Is S3 working fine? If so, is any post installation step needed?

marmarek commented 2 months ago

S3 works fine and should be active by default on V5xx series, no manual steps are required. I keep this issue open because I would like to make S0ix working too at some point, but that shouldn't affect users.

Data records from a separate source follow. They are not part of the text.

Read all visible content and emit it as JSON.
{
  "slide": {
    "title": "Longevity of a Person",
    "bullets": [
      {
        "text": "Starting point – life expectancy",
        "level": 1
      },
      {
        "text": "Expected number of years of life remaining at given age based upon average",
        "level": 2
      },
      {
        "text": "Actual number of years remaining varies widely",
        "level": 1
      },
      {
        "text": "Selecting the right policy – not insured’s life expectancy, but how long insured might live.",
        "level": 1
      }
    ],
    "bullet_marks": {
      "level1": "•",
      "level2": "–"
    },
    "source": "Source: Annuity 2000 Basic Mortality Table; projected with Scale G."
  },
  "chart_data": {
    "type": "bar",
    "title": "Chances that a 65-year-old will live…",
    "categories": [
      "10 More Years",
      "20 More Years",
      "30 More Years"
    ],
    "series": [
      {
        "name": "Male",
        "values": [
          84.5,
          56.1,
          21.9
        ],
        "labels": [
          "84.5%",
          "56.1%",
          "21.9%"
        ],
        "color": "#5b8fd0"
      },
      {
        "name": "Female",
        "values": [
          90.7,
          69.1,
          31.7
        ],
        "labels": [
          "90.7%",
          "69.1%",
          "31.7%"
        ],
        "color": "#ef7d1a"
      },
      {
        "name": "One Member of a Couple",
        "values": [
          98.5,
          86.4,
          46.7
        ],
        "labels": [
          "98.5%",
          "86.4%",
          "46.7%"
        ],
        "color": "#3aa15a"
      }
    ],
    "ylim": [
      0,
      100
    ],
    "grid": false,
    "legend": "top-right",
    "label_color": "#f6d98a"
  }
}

wessel-novacustom commented 2 months ago

S3 works fine and should be active by default on V5xx series, no manual steps are required. I keep this issue open because I would like to make S0ix working too at some point, but that shouldn't affect users.

I'm positively surprised about that. Great!